Già nel 2005 un team di ricercatori statunitensi aveva rivelato la potenziale vitalità di microrganismi che si conserva nel ghiaccio. Infatti erano riusciti a riportare in vita batteri di tipo Carnobacterium pleistocenium rimasti intrappolati in un lago ghiacciato dell’Alaska per 32mila anni.
Tali scoperte sono state poi confermate da ulteriori studi, uno dei quali ha destato particolare preoccupazione: nel 2016 alcuni ricercatori hanno ritrovato batteri di tipo Paenibacillus, sopravvissuti in una grotta sotterranea del New Mexico per 4 milioni di anni. Questi sarebbero molto resistenti a farmaci e antibiotici, quindi al momento non avremmo modo di combatterli nel caso di un loro ritorno in attività.
Se da un lato cogliamo la negatività e la preoccupazione di tali scoperte, dall’altro è bene prendere in considerazione l’aspetto positivo: gli agenti patogeni antichi potrebbero rivelarsi utili “amici” in ambito sanitario.
Alcuni scienziati, tramite l’autopsia del corpo di una donna rinvenuto in una città dell’Alaska, hanno prelevato un campione del ceppo dell’Influenza Spagnola del 1918, la pandemia più devastante del ‘900. Nonostante il corpo sia rimasto per più di 75 anni nel permafrost, all’interno dei polmoni della donna il virus è rimasto ben conservato. Questo ha permesso ai ricercatori influenzali di esaminare l’agente patogeno e le cause, creando l’aspettativa di poter un giorno prevenire future pandemie. Aspetto da non sottovalutare, vista la situazione di emergenza sanitaria in cui stiamo vivendo ormai da mesi.

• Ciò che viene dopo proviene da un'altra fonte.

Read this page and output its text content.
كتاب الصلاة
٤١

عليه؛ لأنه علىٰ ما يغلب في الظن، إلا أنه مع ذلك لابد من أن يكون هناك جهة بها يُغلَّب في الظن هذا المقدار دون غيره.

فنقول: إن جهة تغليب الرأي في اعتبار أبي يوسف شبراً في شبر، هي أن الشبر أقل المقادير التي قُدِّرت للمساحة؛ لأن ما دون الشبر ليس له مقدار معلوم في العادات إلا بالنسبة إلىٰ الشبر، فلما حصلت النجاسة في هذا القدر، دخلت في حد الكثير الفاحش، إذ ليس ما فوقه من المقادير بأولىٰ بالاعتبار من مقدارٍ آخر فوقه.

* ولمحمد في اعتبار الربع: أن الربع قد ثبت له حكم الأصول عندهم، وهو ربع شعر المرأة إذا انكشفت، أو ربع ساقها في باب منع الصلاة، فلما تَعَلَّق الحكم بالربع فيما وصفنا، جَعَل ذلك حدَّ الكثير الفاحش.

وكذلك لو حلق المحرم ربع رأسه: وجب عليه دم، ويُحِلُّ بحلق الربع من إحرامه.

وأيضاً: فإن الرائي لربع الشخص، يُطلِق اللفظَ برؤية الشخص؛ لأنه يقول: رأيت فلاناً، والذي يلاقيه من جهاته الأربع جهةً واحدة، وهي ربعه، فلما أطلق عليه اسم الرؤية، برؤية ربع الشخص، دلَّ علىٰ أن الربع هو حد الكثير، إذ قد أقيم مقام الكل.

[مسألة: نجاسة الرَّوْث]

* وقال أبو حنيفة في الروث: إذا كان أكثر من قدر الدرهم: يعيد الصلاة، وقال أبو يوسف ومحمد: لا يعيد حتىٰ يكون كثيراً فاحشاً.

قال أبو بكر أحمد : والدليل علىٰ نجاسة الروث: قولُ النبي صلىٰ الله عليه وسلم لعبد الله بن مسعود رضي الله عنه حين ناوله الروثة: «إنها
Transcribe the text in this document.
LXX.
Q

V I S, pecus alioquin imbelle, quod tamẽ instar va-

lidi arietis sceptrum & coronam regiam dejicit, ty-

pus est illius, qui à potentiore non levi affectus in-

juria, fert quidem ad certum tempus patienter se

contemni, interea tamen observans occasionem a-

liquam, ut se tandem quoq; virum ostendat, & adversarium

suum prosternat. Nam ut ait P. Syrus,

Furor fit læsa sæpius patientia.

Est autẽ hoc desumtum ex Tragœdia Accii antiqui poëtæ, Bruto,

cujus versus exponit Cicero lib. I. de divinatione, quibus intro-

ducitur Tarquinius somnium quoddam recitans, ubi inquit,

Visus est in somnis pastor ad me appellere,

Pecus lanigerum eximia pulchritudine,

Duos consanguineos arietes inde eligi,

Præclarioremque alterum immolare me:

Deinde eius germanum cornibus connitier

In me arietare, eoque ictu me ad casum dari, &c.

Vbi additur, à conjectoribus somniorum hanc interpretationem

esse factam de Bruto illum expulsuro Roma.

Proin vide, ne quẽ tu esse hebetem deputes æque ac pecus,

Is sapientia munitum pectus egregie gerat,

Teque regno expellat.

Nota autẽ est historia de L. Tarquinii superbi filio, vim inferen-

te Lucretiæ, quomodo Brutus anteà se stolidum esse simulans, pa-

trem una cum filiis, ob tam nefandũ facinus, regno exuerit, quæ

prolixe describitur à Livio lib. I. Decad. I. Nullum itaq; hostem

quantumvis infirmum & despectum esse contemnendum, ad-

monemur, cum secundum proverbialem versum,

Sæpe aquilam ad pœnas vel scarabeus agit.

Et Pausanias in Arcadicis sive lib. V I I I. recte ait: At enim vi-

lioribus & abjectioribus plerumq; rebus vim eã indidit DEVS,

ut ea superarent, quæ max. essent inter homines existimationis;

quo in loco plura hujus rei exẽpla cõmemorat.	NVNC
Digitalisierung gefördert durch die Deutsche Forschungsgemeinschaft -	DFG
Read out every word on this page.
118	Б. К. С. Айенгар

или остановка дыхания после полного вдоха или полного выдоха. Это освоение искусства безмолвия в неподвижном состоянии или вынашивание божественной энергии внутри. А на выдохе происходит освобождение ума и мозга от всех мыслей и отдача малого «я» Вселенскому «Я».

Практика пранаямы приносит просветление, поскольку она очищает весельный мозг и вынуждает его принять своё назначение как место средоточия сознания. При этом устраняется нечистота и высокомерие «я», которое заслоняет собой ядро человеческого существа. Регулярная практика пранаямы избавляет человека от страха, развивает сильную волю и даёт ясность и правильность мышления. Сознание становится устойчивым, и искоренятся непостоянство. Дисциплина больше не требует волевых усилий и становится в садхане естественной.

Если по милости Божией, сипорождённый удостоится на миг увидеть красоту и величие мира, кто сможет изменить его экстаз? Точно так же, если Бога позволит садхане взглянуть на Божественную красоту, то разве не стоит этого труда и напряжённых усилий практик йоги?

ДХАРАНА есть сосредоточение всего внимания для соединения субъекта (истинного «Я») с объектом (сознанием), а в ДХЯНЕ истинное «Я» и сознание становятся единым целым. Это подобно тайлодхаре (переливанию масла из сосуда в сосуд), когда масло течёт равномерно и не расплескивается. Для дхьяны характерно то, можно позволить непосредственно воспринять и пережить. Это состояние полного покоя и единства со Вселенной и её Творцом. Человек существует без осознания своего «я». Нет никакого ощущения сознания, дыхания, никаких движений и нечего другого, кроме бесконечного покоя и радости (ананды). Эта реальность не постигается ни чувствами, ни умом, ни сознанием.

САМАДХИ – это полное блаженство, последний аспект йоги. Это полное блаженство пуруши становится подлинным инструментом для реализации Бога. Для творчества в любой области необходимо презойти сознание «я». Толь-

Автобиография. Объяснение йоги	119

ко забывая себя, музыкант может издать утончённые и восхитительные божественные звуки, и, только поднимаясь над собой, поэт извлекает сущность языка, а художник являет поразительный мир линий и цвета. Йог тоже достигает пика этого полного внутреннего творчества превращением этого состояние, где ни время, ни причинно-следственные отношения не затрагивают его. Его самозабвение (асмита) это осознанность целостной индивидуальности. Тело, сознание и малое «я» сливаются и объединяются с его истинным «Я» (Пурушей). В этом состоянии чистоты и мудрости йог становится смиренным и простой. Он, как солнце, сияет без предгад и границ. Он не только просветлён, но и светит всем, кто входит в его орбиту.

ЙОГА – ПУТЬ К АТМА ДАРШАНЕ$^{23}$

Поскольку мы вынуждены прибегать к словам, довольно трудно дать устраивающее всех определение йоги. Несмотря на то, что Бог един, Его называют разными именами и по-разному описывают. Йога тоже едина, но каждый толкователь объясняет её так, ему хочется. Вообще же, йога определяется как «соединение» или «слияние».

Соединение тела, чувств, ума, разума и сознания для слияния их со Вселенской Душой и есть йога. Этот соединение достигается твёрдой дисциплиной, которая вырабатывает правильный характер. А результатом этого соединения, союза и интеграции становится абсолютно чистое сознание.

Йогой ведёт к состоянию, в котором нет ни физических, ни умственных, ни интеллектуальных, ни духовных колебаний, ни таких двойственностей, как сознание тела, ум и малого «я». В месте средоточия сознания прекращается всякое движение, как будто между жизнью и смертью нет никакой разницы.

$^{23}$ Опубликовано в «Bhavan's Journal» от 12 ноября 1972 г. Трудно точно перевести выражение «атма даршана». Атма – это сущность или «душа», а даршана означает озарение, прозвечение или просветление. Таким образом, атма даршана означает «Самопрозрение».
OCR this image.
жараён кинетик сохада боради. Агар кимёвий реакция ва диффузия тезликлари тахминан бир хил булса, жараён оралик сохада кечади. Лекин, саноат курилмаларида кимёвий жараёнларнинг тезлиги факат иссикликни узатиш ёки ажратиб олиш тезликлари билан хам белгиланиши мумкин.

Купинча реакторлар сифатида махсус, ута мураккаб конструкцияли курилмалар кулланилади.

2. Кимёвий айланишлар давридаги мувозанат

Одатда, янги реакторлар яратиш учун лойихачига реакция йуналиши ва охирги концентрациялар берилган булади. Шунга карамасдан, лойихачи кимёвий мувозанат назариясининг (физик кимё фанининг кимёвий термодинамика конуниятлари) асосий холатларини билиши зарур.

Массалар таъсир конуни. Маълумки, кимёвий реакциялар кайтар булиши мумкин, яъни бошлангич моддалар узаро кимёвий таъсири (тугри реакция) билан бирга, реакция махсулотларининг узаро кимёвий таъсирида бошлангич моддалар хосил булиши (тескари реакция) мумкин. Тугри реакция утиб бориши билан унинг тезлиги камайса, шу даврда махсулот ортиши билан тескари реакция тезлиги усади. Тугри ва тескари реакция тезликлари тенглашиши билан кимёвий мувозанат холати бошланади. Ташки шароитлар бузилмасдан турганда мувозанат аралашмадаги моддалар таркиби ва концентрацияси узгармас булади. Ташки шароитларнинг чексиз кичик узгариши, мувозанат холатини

La vera domanda è: quanto dovremmo preoccuparci? Alcuni studiosi affermano che il rischio di agenti patogeni del permafrost è inconoscibile quindi bisognerebbe concentrarsi su minacce più note e più concrete. Altri invece sostengono che il non poter quantificare i rischi non è una motivazione sufficiente per ignorarli. Se esiste una possibilità che i microrganismi patogeni sepolti possano tornare in circolo, bisogna tenerla in considerazione. Proprio perché non essendo stati a contatto con l’organismo umano per molto tempo, non solo potrebbero essere pericolosi per il nostro sistema immunitario non preparato, ma non avremmo contromisure adeguate per affrontarli.